Jurors didn’t think the van Watson fingered was the right one, but they said a vehicle was involved and so the insurance company had to pay.

Watson said in its defending the driver ICBC made her feel like she was in the wrong.

“ICBC could have simply acknowledged that our client was not lying ... and settled this claim under the hit and run provisions a long time ago,” her lawyer Eric Goodman fumed.

He drew comparisons with another case completed only a fortnight ago in which Justice Susan Griffin awarded $350,000 in punitive damages against the Crown corporation for baselessly accusing a recent immigrant of lying about her injuries.

In a current advertising campaign, ICBC says 20 per cent of claims are fraudulent — a staggering number suggesting one in five is a scam artist who is faking, malingering, exaggerating or just plain lying.

“It seems that ICBC is increasingly electing to defend injury claims with the use of a jury rather than a judge alone, which is a very clever tactic indeed given ICBC’s marketing blitz suggesting that British Columbians should not be trusting one another,” Goodman complained.

“As a result, groundless seeds of doubt have been planted before the trial even begins.”

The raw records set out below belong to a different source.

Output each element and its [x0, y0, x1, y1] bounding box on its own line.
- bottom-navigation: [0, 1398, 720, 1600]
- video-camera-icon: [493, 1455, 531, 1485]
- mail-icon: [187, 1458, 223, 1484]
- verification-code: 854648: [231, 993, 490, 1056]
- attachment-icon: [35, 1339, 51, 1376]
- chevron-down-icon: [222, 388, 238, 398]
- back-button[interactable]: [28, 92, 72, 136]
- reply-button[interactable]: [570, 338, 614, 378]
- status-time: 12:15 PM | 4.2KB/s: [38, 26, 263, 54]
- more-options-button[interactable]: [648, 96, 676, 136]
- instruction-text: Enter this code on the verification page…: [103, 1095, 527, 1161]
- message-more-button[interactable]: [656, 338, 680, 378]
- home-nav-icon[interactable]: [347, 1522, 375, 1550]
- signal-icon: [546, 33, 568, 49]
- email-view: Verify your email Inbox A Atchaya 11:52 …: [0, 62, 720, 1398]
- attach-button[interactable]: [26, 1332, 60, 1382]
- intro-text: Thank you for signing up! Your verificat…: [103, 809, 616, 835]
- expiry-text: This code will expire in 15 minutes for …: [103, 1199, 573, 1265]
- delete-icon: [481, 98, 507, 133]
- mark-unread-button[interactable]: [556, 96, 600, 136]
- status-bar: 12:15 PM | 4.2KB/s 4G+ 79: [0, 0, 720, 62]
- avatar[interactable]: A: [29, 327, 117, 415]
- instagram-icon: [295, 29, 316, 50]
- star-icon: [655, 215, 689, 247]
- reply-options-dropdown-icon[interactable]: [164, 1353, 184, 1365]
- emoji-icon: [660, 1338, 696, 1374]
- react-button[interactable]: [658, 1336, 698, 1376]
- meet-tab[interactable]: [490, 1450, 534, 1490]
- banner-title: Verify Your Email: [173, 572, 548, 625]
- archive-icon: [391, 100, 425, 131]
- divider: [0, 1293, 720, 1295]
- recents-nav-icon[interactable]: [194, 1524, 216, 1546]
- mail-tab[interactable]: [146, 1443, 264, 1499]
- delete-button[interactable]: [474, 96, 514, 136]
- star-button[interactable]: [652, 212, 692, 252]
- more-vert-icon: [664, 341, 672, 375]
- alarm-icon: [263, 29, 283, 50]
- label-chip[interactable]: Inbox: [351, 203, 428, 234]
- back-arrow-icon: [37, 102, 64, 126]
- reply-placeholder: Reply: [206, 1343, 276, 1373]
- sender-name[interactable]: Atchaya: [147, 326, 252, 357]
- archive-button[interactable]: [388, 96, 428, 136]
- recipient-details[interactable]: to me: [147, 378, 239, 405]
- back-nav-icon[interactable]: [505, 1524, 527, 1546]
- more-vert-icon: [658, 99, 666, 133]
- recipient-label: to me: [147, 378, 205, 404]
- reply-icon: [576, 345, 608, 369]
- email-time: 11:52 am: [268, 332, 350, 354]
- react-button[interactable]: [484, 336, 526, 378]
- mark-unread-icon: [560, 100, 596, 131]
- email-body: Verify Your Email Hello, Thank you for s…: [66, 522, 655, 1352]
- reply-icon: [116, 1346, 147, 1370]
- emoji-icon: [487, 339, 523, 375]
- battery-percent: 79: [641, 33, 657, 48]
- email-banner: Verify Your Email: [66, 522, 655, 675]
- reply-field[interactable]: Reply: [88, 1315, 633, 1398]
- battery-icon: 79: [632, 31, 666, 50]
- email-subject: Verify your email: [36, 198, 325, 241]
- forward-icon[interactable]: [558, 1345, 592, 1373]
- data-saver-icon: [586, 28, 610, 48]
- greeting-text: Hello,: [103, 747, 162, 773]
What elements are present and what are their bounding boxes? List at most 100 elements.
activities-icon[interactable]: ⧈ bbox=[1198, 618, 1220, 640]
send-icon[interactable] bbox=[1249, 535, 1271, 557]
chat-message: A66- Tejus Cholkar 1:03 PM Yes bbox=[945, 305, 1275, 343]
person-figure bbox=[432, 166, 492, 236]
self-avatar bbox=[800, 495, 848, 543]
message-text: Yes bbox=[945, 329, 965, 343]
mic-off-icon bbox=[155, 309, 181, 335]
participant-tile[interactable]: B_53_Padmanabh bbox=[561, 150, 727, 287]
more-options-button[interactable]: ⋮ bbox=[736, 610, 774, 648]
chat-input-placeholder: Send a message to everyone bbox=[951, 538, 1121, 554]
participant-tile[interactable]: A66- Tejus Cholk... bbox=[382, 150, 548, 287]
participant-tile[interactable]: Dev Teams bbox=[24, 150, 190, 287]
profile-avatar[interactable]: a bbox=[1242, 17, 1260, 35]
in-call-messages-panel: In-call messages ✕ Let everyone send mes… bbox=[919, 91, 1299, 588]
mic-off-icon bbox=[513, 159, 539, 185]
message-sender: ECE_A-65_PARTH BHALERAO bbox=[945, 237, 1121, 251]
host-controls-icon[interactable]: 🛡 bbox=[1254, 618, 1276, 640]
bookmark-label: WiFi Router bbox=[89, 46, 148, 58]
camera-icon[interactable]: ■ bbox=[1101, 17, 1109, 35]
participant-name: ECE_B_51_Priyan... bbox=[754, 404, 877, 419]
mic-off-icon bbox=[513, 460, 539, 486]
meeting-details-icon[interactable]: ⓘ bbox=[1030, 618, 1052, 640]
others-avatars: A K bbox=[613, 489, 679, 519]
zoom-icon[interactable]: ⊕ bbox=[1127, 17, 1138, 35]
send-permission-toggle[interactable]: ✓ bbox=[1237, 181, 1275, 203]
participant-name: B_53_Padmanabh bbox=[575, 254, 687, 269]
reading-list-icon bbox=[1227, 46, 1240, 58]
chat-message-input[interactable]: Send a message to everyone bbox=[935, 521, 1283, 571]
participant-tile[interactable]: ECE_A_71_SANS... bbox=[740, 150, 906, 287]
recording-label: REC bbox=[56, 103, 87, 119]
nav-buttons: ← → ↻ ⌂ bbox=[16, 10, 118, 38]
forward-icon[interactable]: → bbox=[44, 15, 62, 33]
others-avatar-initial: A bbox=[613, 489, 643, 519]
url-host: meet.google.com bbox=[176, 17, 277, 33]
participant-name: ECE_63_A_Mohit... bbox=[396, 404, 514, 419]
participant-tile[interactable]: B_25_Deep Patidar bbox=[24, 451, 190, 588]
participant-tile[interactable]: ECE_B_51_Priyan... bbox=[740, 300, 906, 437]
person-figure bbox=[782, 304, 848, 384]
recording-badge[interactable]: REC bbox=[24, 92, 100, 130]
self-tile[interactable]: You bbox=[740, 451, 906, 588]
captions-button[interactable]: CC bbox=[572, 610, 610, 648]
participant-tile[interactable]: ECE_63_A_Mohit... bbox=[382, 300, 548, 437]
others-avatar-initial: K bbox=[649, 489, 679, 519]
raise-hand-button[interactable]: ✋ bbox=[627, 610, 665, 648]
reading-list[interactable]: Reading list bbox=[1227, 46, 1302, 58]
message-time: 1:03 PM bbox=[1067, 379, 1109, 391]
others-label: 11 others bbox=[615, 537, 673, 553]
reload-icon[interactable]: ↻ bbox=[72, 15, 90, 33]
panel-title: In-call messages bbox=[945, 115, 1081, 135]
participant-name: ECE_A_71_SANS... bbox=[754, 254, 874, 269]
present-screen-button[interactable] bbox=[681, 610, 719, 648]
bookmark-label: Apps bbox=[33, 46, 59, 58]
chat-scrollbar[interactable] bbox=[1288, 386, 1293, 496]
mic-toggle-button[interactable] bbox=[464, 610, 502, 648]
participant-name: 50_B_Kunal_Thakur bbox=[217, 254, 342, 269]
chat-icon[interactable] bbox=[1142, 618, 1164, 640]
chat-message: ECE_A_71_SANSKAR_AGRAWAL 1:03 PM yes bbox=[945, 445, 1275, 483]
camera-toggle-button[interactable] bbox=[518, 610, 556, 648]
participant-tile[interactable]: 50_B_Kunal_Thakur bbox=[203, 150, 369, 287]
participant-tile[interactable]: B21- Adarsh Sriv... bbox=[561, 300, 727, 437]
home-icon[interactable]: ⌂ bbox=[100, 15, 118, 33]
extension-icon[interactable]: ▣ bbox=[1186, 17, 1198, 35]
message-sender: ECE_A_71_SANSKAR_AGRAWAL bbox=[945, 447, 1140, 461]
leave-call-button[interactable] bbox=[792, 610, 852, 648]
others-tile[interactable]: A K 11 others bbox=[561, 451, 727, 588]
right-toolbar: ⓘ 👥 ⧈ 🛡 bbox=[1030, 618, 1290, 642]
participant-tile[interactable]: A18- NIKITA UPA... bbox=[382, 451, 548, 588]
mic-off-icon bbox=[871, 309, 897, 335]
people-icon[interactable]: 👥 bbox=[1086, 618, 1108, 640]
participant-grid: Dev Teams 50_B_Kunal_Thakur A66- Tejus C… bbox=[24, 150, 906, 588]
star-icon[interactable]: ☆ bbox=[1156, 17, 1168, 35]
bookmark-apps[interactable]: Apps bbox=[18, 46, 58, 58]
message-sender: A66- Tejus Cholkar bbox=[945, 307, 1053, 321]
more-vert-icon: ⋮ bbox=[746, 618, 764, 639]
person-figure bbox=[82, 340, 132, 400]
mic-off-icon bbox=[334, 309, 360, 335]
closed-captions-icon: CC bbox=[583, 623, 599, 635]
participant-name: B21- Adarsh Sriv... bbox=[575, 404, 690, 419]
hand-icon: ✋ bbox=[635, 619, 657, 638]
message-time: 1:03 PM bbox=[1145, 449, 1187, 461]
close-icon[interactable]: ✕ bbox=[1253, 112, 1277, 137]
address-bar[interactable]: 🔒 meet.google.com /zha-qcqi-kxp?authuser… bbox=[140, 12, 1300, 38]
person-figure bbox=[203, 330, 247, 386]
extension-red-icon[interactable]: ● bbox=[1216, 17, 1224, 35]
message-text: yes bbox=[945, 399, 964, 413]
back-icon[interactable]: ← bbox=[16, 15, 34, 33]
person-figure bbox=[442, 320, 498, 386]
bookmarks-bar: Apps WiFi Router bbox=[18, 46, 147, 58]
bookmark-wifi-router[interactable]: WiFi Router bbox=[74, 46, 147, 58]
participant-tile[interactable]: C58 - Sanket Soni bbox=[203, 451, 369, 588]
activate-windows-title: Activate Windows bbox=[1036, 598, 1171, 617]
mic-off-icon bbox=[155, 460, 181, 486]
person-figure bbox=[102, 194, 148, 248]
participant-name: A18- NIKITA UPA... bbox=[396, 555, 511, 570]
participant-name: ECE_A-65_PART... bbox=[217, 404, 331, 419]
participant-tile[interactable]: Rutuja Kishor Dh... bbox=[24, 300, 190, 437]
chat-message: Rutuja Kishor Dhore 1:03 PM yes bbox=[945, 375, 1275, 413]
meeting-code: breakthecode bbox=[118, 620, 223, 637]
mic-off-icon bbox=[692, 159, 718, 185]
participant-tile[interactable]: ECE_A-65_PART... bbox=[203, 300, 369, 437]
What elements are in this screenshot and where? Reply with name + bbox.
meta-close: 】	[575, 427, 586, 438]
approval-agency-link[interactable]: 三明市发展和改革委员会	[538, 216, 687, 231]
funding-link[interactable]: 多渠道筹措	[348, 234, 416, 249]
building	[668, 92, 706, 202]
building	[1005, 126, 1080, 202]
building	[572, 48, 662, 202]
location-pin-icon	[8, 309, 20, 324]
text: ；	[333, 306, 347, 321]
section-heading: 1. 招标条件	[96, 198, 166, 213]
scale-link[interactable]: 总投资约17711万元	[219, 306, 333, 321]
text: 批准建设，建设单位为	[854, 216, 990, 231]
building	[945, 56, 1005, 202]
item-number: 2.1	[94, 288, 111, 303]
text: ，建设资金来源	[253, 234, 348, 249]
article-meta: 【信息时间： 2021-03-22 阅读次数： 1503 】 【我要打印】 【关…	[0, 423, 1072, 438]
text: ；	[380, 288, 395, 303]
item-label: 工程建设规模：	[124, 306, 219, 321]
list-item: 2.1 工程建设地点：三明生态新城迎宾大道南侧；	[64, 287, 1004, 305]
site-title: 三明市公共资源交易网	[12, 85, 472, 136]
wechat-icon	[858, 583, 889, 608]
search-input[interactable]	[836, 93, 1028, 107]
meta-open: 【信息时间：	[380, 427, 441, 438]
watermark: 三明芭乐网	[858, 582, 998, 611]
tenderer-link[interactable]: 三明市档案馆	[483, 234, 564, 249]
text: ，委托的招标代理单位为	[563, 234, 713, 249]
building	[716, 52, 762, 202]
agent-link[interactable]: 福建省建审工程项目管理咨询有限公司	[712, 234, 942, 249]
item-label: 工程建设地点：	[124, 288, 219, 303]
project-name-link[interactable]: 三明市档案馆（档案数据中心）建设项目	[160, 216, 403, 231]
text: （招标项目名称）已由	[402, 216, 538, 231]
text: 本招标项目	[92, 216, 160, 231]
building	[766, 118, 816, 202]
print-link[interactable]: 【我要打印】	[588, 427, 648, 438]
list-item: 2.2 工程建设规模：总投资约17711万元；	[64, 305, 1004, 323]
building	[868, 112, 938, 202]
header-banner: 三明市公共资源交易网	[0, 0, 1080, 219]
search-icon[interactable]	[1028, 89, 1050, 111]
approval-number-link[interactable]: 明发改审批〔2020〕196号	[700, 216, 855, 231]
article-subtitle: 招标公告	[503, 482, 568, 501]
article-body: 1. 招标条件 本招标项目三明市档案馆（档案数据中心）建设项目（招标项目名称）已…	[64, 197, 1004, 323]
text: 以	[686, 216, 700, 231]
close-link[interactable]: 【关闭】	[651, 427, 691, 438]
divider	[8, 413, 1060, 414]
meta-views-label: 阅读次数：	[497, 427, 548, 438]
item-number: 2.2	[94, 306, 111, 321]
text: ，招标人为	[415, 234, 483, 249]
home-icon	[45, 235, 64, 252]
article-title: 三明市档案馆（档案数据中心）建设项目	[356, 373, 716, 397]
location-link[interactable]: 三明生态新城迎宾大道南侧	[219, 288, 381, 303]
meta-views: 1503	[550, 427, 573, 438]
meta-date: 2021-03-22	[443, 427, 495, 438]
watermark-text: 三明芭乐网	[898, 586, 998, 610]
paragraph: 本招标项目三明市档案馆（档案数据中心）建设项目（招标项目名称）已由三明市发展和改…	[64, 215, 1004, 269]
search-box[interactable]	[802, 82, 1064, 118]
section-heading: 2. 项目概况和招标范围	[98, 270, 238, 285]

He added that he was troubled that ICBC does not cite any research to support the inflammatory statistic but “spending hundreds of thousands of advertising dollars to perpetuate a myth of pervasive fraud, it serves to taint the jury pool of the general public.”

ICBC spokesman Grossman disagreed, noting that of 60,000 to 70,000 claims a year only about 0.5 per cent go to trial.

Watson continues to struggle with back pain from her injuries.

The baby, her daughter Brookylnn, now is two-and-a-half and fine. Watson also has an eight-year-old son, Kayden. Watson’s horse, Tornado, who will be seven in July, now can be ridden for pleasure but no longer can compete.

In the previous case, the woman sued ICBC after being falsely accused over her claim of being hit by a car Jan. 31, 2000 while crossing Nelson Avenue at Imperial Street in Burnaby.

“The malicious prosecution brought fear and shame to a vulnerable person,” Justice Griffin said. “The criminal charge against (Danica) Arsenovski was only stayed on the day of the criminal trial. The stain she feels on her character as a result of being charged criminally might never be erased.”

The company is appealing that decision.